Giorno dopo giorno, rinunciamo, quasi senza accorgercene, alle nostre residue libertà, ma, quel che è più grave, molti schiavi sono contenti di esserlo, purché non si tolga loro quella scatola diabolica chiamata televisione e soprattutto quell’abominevole e noioso rito denominato calcio, in dosi quotidiane e massicce.

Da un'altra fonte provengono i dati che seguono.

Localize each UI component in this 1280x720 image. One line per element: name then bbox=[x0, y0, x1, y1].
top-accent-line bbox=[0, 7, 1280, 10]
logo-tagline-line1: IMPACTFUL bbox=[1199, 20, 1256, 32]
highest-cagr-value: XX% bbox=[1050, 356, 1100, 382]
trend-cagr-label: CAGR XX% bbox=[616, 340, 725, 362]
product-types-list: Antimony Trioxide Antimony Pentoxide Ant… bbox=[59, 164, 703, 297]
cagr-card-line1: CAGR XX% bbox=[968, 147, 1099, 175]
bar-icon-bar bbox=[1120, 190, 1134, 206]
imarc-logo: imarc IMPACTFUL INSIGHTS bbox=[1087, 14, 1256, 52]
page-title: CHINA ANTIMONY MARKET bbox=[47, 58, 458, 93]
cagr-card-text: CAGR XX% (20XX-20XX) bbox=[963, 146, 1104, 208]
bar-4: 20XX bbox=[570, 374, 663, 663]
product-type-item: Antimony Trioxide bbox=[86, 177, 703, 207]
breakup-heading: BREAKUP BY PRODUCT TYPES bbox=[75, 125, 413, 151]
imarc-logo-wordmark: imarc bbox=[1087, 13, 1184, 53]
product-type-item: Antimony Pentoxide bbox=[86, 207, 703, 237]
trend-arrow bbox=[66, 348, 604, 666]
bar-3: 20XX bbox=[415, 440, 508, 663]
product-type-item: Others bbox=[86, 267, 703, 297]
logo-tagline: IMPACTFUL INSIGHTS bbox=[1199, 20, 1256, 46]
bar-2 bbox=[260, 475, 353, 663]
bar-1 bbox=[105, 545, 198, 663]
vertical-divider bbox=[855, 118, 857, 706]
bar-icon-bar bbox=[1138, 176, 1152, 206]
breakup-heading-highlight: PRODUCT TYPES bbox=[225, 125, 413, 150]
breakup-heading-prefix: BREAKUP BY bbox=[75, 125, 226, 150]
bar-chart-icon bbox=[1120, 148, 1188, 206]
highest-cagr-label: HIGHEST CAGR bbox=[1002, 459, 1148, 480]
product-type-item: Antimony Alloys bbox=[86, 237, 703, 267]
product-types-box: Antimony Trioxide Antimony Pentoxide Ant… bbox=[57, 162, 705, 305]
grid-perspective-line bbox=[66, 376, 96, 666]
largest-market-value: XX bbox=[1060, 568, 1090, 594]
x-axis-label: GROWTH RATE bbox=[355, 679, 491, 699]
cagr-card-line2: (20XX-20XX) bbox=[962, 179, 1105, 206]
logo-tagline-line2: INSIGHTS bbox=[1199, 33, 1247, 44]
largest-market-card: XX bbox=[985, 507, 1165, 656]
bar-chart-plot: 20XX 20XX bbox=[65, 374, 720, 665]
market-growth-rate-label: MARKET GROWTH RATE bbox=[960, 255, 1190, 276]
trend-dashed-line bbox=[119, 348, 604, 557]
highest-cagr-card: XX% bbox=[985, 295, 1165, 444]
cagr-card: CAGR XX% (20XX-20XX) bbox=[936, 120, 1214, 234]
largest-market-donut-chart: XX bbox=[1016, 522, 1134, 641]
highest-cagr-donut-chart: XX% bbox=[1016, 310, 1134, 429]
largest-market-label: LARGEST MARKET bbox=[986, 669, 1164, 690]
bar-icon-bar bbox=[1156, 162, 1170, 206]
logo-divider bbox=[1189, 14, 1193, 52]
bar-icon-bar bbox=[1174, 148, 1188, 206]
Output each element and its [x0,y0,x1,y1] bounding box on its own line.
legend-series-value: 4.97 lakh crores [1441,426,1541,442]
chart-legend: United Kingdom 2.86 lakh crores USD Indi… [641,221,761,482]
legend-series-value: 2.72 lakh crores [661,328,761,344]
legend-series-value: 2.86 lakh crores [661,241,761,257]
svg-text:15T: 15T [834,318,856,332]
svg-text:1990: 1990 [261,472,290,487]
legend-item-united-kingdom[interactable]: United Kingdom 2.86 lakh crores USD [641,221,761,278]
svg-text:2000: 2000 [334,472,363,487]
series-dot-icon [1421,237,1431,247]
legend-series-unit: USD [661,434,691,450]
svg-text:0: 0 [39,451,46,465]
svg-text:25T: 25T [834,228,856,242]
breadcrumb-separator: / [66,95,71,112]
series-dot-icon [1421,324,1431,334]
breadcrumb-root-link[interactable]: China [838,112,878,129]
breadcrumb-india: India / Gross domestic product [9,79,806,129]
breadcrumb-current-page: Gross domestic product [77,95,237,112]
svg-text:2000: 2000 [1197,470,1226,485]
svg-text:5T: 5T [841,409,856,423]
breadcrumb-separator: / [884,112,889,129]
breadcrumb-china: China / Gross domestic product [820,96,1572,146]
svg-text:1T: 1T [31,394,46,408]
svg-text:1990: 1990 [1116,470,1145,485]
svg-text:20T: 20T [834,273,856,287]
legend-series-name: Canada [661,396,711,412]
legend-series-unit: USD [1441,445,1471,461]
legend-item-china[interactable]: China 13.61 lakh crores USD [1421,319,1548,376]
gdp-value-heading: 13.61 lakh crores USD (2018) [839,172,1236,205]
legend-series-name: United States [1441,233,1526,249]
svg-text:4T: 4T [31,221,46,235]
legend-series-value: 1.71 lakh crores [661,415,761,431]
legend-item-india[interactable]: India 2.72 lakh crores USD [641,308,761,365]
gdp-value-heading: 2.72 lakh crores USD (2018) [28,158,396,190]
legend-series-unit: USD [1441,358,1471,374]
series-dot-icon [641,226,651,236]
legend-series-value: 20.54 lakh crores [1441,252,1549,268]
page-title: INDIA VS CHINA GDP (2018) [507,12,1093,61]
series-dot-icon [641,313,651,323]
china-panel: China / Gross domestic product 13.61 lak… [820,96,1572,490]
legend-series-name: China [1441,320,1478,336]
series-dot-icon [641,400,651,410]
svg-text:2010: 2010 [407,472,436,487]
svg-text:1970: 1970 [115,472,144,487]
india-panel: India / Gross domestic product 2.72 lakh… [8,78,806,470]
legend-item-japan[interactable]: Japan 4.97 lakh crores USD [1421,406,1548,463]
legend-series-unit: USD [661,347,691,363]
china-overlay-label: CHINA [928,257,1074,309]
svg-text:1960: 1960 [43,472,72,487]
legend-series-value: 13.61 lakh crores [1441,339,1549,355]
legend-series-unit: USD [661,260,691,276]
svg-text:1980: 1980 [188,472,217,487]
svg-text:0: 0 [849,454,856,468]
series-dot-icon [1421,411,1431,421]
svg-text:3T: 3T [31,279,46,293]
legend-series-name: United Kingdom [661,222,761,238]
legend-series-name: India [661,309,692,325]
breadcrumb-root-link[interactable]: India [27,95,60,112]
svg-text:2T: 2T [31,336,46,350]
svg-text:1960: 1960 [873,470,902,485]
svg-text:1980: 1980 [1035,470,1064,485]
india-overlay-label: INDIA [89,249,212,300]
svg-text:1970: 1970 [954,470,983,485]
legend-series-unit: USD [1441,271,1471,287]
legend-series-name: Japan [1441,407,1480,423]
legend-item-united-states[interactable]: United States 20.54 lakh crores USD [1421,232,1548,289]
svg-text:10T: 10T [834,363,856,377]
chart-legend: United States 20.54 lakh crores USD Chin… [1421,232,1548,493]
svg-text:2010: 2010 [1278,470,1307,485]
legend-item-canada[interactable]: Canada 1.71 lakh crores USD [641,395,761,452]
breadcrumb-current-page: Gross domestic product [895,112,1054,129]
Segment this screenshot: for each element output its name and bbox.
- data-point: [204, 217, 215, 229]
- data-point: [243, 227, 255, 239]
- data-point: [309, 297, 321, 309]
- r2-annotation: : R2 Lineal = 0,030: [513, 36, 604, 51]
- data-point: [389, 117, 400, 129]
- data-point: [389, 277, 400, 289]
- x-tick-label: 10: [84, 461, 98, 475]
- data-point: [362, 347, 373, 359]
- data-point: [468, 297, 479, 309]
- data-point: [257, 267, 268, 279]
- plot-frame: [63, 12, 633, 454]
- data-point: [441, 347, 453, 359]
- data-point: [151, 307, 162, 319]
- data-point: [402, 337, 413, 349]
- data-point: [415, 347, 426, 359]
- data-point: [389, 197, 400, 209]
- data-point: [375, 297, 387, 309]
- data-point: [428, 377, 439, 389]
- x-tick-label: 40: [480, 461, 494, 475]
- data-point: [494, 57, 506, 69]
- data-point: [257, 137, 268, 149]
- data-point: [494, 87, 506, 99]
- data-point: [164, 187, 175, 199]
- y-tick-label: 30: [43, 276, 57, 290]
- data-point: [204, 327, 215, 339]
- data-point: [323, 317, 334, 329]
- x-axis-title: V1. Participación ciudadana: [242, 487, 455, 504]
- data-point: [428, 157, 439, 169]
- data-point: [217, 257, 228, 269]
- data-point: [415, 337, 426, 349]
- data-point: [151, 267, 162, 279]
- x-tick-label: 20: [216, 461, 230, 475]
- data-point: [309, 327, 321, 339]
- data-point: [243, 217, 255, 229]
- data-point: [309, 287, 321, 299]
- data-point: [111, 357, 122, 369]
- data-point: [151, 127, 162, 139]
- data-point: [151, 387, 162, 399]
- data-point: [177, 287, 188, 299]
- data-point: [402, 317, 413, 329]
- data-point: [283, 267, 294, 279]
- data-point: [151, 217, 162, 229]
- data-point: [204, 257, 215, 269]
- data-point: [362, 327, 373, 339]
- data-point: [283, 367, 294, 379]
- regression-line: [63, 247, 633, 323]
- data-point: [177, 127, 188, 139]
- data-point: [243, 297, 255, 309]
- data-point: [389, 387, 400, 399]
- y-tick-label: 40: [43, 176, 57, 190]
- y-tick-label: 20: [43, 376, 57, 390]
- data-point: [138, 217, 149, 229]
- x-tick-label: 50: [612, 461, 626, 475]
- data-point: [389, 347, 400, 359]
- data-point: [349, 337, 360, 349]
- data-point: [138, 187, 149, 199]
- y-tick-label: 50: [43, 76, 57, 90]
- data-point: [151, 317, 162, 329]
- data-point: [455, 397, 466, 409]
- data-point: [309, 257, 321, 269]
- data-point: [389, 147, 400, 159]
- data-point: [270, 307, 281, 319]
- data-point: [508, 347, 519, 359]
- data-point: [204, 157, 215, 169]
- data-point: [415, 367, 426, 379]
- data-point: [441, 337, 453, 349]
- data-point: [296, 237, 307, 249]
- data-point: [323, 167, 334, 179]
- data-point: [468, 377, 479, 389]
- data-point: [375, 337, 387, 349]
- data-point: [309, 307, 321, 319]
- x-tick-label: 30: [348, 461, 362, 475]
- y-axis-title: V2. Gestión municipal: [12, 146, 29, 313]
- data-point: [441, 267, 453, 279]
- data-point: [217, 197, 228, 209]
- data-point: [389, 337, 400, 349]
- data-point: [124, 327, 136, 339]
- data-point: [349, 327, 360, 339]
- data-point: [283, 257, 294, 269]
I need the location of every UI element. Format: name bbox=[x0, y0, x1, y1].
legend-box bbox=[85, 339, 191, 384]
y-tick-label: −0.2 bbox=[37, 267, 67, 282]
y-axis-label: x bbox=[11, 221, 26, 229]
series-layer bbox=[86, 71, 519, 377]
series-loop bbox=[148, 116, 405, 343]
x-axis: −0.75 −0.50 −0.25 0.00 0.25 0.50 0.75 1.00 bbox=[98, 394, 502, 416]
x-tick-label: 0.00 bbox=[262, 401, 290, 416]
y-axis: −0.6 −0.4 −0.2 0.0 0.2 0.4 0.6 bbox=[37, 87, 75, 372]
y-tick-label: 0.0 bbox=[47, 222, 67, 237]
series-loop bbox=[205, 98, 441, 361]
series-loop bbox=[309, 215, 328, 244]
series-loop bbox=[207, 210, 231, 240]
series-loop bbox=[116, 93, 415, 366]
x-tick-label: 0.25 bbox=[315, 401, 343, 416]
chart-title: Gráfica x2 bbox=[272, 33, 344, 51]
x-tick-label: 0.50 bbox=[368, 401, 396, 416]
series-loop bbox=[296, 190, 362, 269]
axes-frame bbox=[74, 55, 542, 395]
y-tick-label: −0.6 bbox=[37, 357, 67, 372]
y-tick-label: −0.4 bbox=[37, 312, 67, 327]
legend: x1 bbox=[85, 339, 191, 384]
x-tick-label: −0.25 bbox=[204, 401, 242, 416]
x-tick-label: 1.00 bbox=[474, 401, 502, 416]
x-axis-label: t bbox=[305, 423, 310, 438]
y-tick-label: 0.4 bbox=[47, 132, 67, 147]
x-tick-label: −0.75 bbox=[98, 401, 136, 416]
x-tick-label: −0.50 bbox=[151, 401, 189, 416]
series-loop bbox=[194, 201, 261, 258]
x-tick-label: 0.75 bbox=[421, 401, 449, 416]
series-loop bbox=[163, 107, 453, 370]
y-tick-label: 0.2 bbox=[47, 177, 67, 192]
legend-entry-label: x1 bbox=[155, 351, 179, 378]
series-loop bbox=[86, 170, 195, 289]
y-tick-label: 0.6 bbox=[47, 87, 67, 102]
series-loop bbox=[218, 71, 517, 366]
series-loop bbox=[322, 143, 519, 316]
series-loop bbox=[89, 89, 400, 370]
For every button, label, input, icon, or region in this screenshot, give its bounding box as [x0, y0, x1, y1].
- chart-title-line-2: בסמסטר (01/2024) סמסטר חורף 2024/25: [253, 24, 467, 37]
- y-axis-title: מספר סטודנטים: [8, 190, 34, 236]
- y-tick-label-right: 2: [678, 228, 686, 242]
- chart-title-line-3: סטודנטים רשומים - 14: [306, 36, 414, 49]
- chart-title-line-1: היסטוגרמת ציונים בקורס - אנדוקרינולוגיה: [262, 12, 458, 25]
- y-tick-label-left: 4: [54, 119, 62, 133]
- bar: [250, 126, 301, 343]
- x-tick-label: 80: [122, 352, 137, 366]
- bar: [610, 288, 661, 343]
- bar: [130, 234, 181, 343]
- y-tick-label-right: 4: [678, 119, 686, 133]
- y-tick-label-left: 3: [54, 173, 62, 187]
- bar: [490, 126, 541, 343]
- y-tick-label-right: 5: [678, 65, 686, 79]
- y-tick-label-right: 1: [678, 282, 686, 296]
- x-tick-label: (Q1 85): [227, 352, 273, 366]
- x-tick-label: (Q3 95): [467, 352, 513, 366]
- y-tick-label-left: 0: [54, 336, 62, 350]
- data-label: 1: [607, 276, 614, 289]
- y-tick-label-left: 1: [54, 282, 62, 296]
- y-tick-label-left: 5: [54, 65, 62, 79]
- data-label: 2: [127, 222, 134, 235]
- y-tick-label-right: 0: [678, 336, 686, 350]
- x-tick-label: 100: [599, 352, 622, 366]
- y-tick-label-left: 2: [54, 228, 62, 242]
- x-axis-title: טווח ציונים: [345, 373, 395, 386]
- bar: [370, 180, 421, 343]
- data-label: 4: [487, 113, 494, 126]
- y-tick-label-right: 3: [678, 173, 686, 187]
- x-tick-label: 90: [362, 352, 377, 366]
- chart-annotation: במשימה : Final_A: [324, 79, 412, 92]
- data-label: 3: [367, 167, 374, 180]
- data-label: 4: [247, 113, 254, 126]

Gli iloti si ribellavano spesso: le loro ribellioni erano sedate nel sangue dalla classe dirigente degli Spartiati che anzi, ogni anno, dichiaravano guerra ai lavoratori ridotti in stato di servaggio, per falcidiarli. Gli iloti di oggi sono idiotiloti, privi non solo della capacità di rivendicare diritti conculcati, ma anche di concepire un mondo affrancato dalla tirannide (vaticana in primis): restano inebetiti a fissare lo schermo, vero e proprio schermo che non riproduce il reale, ma lo nasconde, mentre ogni tanto grugniscono una bestemmia, quando il “politico” di turno non mantiene le promesse pre-elettorali. Poveri illusi: pensano ancora che le elezioni servano a qualcosa.
Tra questi idiotiloti, spiccano proprio quelli che credono di essere indipendenti, di ragionare in modo autonomo, solo perché hanno “scoperto” (come sono geniali!) che le banche prestano denaro ad alti interessi (pensavo fossero enti dediti alla beneficenza) e che a Campione d’Italia prospera un’èlite di privilegiati corrotti con redditi altissimi. Costoro sono dei pifferai magici che incantano i topi da laboratorio, come, ad esempio, li definisce Amy Worthington. Sono topi usati per esperimenti (non è una metafora) e poi uccisi. Se a loro una “vita” del genere piace, esistono per fortuna delle persone che, non accettando lo stato delle cose, levano la propria voce in difesa della libertà, esponendosi al pubblico ludibrio ed a rischi anche peggiori.
Ancora una volta, dal passato proviene un insegnamento imperituro da scolpire a lettere cubitali in ogni dove e da mandare a memoria. Apollonio di Tiana, il cosiddetto Cristo pagano, profeta e taumaturgo, vissuto nel I secolo dell’era volgare, ci ammonisce sul valore inestimabile della fedeltà a sé stessi con le seguenti parole: “Un grande dovere s’impone al saggio: egli deve morire per le sue idee e la verità deve essere a lui più cara che la vita. Non sono né la legge né la natura a dettargli tale scelta, ma il suo coraggio e la sua forza d’animo”.
Di fronte a queste parole di un uomo intemerato, i tribuni della plebe dovrebbero avere un sussulto di dignità, chiudendo i loro blogs e le loro trasmissioni televisive di “denuncia”.